During her final journey the past few months, Mama was also lucky to have a few champions who provided care for her, and comfort for Jim and me. Karen, Gail, Sonya, Luanne, the staff at Medical Center, ORMC, Texas Oncology, the Hospice House – the love you shared lifted Mama up and helped her through the trial of her life.

And a very special thanks to Dr. Anne Acreman: You are quite simply, the purest example of what healing should be. I have never known anyone so suited for a calling. On behalf of Mama, Jim and me, who looked to you to make sense of what was happening these past few months, and from our hearts, we thank you for the countless hours you spent with her and your unequalled compassion. Like Mama, you are one-of-a-kind.

Finally, there is one hero above all others who deserves special recognition and that is my brother. Jim, you helped Mama care for Daddy, and then stayed on to become her closest friend, seeing to her needs, taking care of her, taking her on wonderful trips, keeping her excited and active about the future and helping her to keep living after Daddy died. It’s rare to find a bond so close and strong as the one you two shared. From the first instant Mama became ill, you were by her side every step of the way, putting your life on hold to make sure she had everything she wanted to be comfortable and continue to live as fully as she could. For the rest of your life, you can be proud of the care and kindness you gave Mama. Yours was the name she called for towards the end and you answered by giving her your heart and soul.

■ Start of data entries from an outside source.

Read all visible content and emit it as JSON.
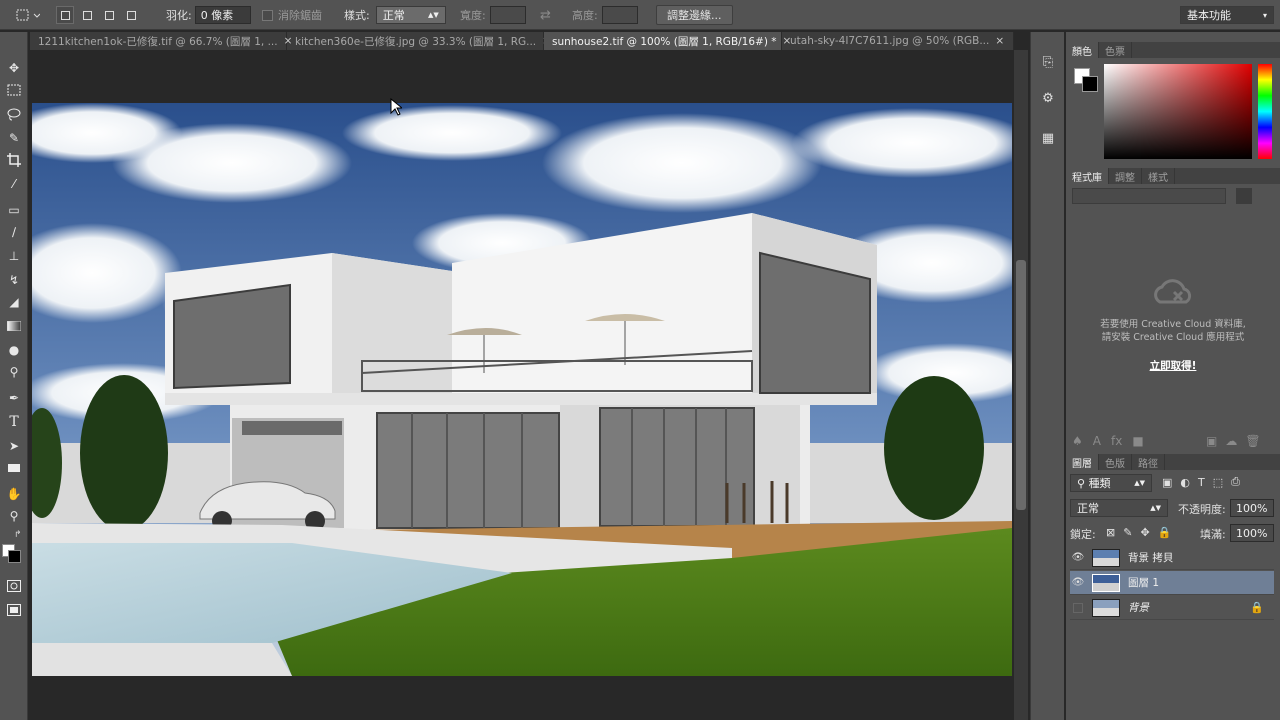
{
  "options_bar": {
    "feather_label": "羽化:",
    "feather_value": "0 像素",
    "antialias_label": "消除鋸齒",
    "style_label": "樣式:",
    "style_value": "正常",
    "width_label": "寬度:",
    "height_label": "高度:",
    "refine_edge_button": "調整邊緣...",
    "workspace_value": "基本功能"
  },
  "tabs": [
    {
      "label": "1211kitchen1ok-已修復.tif @ 66.7% (圖層 1, ...",
      "close": "×"
    },
    {
      "label": "kitchen360e-已修復.jpg @ 33.3% (圖層 1, RG...",
      "close": "×"
    },
    {
      "label": "sunhouse2.tif @ 100% (圖層 1, RGB/16#) *",
      "close": "×"
    },
    {
      "label": "utah-sky-4I7C7611.jpg @ 50% (RGB...",
      "close": "×"
    }
  ],
  "color_panel": {
    "tabs": [
      "顏色",
      "色票"
    ]
  },
  "library_panel": {
    "tabs": [
      "程式庫",
      "調整",
      "樣式"
    ],
    "message_line1": "若要使用 Creative Cloud 資料庫,",
    "message_line2": "請安裝 Creative Cloud 應用程式",
    "link": "立即取得!"
  },
  "layers_panel": {
    "tabs": [
      "圖層",
      "色版",
      "路徑"
    ],
    "kind_filter": "種類",
    "blend_mode": "正常",
    "opacity_label": "不透明度:",
    "opacity_value": "100%",
    "lock_label": "鎖定:",
    "fill_label": "填滿:",
    "fill_value": "100%",
    "layers": [
      {
        "name": "背景 拷貝",
        "visible": true,
        "selected": false,
        "locked": false
      },
      {
        "name": "圖層 1",
        "visible": true,
        "selected": true,
        "locked": false
      },
      {
        "name": "背景",
        "visible": false,
        "selected": false,
        "locked": true
      }
    ]
  },
  "colors": {
    "accent_selection": "#6f7f96",
    "link": "#ffffff"
  }
}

As we try to go on with our lives, only able to carry Mama in our hearts now, we’d love you to share your memories at the online legacy site through the Odessa American obituaries (CLICK HERE). For those of you who are interested, there is also a wonderful photo tribute on the Frank Wilson Funeral Home website (CLICK HERE).

Our hearts will heal and we are comforted that Mama is at peace. From this point forward, we will celebrate and honor her, and we will live by the amazing example she shared. Mama, thank you for your unconditional and everlasting love.

In a letter she left for Jim and me, her final request was, in her typical humor: “Have Marcia do my hair, and don’t forget my eyebrows.”

Thank you all for celebrating with us today.